QUATRIÈME (ET DERNIÈRE) SÉRIE - 4/4
poèmes (& photographies) 60 à 83

« Là, l’esprit
pénétrait la pointe de l’acier. 
 »
Gary Snyder

« J’ai vu ce que c’était
la lumière a vu la lumière,
un feu de paille.
 »
Allen Ginsberg

« À Robert Frank je passe le message : quels yeux !  »
Jacques Kerouac

« Pourquoi fais-tu toutes ces images ?
Parce que je suis vivant.
 »
Robert Frank

°°° °°° °°°

Robert Frank - © Delpire éditeur

60 — (128) BURBANK, CALIFORNIA

Ne supportant pas de viscères en son sein
l’œil de verre s’unit
habilement
à ce grand ver filaire
parasite externe et dégouttant qui lui fournit tous ses sucs

Gigantesque intestin noirâtre
lové, lourd, repoussant
semblant digérer on ne sait quelles proies

Les Hommes
inventeurs infatigables et obstinés
fabriquent, par millions, des machines à leur image mammifère

Notre corps est-il si limité que nous cherchons sans cesse à l’augmenter ?

Ayant si peu conscience d’un destin commun
à la poursuite, sans cesse, de multiples façons
(tant pour influencer que pour manipuler)
le projet — le plan — sera-t-il d’embrasser la Terre entière à partir d’un unique point ?

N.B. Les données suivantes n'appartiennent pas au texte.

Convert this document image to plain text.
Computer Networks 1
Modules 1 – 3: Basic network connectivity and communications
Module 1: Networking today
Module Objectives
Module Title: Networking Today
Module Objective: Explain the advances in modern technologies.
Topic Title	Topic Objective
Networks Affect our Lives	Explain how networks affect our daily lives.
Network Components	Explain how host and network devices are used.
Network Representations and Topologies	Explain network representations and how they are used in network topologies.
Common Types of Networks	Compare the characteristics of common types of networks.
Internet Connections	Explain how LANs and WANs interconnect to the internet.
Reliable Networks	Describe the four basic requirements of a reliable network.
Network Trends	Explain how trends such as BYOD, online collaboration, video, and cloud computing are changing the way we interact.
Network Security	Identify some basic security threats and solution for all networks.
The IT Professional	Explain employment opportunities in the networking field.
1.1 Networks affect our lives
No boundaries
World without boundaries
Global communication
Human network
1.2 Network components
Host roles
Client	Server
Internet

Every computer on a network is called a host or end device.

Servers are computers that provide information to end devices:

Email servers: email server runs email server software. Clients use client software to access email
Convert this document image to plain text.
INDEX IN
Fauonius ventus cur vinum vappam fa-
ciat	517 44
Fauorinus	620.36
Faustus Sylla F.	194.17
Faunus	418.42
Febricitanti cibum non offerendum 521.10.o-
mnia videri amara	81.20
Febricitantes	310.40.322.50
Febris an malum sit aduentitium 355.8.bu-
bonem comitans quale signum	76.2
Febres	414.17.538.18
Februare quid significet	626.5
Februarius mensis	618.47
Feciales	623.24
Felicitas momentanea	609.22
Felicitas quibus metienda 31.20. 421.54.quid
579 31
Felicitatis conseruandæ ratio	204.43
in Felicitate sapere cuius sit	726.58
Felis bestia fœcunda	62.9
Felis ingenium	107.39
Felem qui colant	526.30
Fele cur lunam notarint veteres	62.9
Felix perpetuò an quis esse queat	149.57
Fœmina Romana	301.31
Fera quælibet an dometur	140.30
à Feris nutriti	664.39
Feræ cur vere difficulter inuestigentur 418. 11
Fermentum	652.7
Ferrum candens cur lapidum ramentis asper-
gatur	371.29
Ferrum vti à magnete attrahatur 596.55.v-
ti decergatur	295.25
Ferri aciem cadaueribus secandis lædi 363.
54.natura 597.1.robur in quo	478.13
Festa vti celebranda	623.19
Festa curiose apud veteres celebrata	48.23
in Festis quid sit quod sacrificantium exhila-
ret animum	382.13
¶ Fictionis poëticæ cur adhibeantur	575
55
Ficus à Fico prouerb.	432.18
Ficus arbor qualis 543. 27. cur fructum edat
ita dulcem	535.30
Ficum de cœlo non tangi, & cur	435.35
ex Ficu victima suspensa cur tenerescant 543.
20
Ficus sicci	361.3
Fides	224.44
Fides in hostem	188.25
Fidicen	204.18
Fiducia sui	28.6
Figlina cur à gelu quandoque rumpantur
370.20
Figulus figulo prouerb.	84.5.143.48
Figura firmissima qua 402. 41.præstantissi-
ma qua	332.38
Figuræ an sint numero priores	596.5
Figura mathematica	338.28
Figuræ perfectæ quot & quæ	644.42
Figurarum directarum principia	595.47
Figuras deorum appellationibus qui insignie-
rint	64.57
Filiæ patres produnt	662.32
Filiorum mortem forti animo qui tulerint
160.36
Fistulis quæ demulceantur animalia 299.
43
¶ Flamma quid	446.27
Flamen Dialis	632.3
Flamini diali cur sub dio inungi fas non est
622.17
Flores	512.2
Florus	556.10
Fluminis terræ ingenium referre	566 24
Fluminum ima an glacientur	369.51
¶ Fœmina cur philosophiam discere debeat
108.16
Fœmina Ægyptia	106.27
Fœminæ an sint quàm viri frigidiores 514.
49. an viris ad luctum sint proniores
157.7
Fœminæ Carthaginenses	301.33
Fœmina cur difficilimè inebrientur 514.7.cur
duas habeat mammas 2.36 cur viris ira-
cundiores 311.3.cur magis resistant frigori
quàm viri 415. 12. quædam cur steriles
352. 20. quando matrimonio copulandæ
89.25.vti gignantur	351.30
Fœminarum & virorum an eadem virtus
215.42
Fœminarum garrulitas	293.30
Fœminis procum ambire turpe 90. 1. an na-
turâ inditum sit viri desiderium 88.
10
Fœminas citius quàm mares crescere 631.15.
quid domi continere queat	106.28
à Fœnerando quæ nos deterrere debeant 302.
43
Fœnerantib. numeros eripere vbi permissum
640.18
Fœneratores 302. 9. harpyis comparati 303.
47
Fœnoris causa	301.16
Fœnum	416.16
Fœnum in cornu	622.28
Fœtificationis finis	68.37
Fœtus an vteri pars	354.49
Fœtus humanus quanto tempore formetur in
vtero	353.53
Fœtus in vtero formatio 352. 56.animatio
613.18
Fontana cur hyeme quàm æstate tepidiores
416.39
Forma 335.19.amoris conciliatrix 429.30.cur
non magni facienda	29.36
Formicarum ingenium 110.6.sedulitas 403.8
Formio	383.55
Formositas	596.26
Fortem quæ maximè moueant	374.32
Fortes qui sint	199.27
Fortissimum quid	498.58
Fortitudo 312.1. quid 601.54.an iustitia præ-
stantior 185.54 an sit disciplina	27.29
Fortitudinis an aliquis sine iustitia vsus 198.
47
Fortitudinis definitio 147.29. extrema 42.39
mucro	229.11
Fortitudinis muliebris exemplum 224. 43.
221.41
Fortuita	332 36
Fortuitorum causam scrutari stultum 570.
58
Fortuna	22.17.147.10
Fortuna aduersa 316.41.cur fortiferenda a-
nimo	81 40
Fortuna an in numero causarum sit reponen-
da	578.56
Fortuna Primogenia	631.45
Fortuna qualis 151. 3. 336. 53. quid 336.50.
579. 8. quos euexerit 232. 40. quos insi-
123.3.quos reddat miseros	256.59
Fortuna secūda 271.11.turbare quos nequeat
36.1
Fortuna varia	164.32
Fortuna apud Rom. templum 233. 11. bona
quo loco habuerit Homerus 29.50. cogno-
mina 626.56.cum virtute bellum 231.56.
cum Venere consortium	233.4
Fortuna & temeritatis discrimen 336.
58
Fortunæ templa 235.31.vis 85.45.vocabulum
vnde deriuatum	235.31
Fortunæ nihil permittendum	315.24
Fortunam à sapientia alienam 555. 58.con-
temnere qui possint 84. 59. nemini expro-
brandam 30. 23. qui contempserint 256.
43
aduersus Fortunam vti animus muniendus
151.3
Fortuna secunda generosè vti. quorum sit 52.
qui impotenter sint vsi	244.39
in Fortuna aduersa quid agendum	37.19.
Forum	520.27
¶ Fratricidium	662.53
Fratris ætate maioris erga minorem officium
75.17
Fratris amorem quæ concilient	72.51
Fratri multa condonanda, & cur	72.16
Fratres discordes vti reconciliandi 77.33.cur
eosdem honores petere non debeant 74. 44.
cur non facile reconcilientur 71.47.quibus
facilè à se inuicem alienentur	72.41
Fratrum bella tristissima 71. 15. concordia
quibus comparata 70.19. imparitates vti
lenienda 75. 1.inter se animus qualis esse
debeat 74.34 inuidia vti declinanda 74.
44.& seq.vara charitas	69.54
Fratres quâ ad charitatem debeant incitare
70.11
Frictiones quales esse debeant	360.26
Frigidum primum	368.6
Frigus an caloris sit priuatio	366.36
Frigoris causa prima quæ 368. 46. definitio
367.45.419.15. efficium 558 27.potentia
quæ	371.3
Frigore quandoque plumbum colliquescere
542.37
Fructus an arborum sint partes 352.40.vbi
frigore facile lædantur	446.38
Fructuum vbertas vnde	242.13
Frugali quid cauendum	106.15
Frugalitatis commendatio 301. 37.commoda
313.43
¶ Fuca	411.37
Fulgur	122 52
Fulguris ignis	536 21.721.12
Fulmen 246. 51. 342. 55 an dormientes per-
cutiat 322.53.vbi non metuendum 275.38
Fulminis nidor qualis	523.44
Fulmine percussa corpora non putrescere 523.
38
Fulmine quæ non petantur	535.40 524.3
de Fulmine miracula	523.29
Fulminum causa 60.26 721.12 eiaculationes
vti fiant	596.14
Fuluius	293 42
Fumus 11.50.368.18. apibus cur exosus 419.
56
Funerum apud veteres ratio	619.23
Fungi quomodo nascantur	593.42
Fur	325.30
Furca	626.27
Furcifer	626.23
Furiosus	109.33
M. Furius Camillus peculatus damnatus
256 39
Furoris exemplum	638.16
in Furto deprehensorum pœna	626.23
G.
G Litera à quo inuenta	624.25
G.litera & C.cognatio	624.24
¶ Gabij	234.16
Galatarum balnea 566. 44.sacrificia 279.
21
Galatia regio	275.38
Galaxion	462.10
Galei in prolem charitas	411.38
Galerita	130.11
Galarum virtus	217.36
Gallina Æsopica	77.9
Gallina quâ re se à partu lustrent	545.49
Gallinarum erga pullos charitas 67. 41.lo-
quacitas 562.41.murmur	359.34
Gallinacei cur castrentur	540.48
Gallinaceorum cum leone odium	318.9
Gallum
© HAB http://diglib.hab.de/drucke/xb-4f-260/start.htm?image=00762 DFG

Jusqu’à ce que de multiples connexions naissent puis se déploient, habilement, par en dessous
en un fantastique réseau d’illusions nouvelles ?


°°° °°° °°°

61 — (130) LOS ANGELES

(Cahier du photographe)

J’écris, je note, je m’essaie
régulièrement
et c’est ici, en ces régions, que je m’éprouve pour de bon

Il y a peu de choses que je sais

Je tente simplement d’inscrire
ici et là, à ma façon
quelques éclats — j’aime
cette attitude
associée à la multitude qui m’entoure

Et cela me rend heureux

Je marche
chaque jour, chaque matin
parfois la nuit

Je file dans les rues, au hasard
puis je m’éclipse

Profitant d’un interstice

Je ne vais pas vous faire croire que la rencontre a eu lieu
— je n’en sais rien

Ce que je dis
ce que je crois, ce que j’inscris
de temps à autre émerge
spontanément
j’ose le dire : à mon insu
et
d’une certaine manière
je ne l’ai pas vraiment voulu

C’est une telle musicalité naturelle en laquelle j’espère et que parfois j’obtiens

Suis-je pris en embuscade ou à l’aube d’un espace plus grand ?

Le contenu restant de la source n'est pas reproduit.